It's All In The Numbers
By MovieTalkies.com, 20 June 2011
Every so often, we here about people talking about the "formula" for a hit film. Come on, we've all heard those conversations which go something like "take X hero, it has to be Y genre, throw in an 'item number' with Z actress, take A for the music... and you'll be guaranteed a hit for sure." Of course if discovering the formula to hit films was that simplistic, why would any producer make a flop film? So, most people believe that there is no formula at all and it is completely dependent on the audience's mood and fancy that particular Friday as to whether a film will rise or tank at the box office.
But in reality, there is actually a bit of science to this whole madness and it boils down to a whole bunch of numbers, which aren't "rocket science". Every script has a certain audience, first based just on its story and the potential reach that a story like that, with the desired treatment, can reach out to. On assessment it could be that the script is fabulous, cinematically brilliant but has the potential to only reach out to a limited audience who will enjoy that type of film and be able to connect with it. Or it could be that it is a pretty average script which has the potential to connect to an extremely wide audience because it is one which will entertain all and connect in some way with every single person.
Now, the problem begins in the way we go about casting for these scripts and locking budgets. It's no surprise that the highest cost head for any film with top stars is usually the cost of actors and that is where many a film tends to falter. If a film has the potential to appeal to hypothetically, only the urban audience, why do we make those films with a budget that in turn requires the film to do strong business with the mass audiences across not just the metros and mini metros, but also the smaller towns and single screen audiences? It would probably make more sense to set the production cost of such films lower, keeping in mind the potential audience in all practicality and not as some stroke of over optimism in which we think that we can widen the audience for that script by taking bigger stars! That never seems to work.
Guzaarish is by all standards a film which was well made, good cinema and possibly could have even been a box office hit if it was made on a lower budget because the potential audience for a film which appeals mostly to the urban SEC A+ audience and has a large chunk of the dialogues in English was always going to be only so much. And taking two huge stars, didn't help the film reach the mass audience it needed to in order to recover costs. Why, because even though the stars appealed to them, the film just didn't not connect or appeal to that mass audience. And yet of course the film was made on a tighter budget than Ready which is a colossal hit at the box office. Reason? Because Ready has a script and treatment which reached out to the masses, and appealed to the lowest common denominator (LCD). Add to that the darling of the masses, Salman Khan, and in spite of his high cost, the numbers were destined to work on the film because the potential audience was extremely wide.

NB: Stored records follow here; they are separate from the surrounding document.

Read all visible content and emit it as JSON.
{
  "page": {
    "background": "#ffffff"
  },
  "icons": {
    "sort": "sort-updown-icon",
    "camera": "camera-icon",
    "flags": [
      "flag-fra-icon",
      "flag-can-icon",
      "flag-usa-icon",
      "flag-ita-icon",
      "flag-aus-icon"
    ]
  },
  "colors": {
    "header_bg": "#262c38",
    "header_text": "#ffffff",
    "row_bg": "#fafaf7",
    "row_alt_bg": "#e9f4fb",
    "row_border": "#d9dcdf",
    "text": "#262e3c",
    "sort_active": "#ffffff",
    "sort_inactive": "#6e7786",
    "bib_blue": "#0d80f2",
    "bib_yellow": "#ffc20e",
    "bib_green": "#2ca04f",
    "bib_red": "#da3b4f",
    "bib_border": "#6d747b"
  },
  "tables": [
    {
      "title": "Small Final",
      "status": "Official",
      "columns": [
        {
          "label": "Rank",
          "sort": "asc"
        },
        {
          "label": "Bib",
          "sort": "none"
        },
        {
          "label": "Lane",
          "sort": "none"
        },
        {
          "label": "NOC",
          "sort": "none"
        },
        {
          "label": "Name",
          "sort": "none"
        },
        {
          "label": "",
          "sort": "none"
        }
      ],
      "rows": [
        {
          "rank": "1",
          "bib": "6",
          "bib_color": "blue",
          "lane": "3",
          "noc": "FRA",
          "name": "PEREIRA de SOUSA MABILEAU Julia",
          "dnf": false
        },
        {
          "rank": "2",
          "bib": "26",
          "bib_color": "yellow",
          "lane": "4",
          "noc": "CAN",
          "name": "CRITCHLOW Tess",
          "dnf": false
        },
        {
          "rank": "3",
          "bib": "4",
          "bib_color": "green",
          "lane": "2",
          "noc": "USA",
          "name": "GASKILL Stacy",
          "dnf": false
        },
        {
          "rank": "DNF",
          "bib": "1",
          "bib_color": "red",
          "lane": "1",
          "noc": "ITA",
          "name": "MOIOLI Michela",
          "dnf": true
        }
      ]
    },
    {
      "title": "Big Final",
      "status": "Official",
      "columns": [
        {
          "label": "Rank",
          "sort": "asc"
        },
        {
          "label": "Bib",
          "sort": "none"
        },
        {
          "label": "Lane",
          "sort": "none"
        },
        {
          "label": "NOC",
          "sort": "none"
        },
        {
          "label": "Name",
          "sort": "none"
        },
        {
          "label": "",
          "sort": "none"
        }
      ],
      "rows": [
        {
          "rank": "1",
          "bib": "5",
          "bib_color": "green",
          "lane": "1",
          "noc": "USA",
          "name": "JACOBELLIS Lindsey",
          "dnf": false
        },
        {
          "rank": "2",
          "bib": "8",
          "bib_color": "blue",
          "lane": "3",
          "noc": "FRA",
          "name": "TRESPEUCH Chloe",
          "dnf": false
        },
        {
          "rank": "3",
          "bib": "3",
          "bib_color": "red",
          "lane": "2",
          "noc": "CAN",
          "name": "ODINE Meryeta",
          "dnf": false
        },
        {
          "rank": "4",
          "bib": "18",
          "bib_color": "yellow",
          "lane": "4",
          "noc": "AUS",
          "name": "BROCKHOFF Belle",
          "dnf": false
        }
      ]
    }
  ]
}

Other films which have kept their cost of production tight have gone overboard with marketing expenses again making it impossible to recover costs. Take Shaitan for example which is a film made for a particular niche audience, with a tight production budget, but Studio 18 may have gone a couple of crores overboard with their advertising spend, making it impossible to break even at the box office. Could be wrong about that as the film is still in theatres, but it's an extremely likely scenario which is quite sad considering it's a good film which has been well received by the intended audience. But that same audience would probably have still gone in to see the film, even if the marketing budget wasn't as high.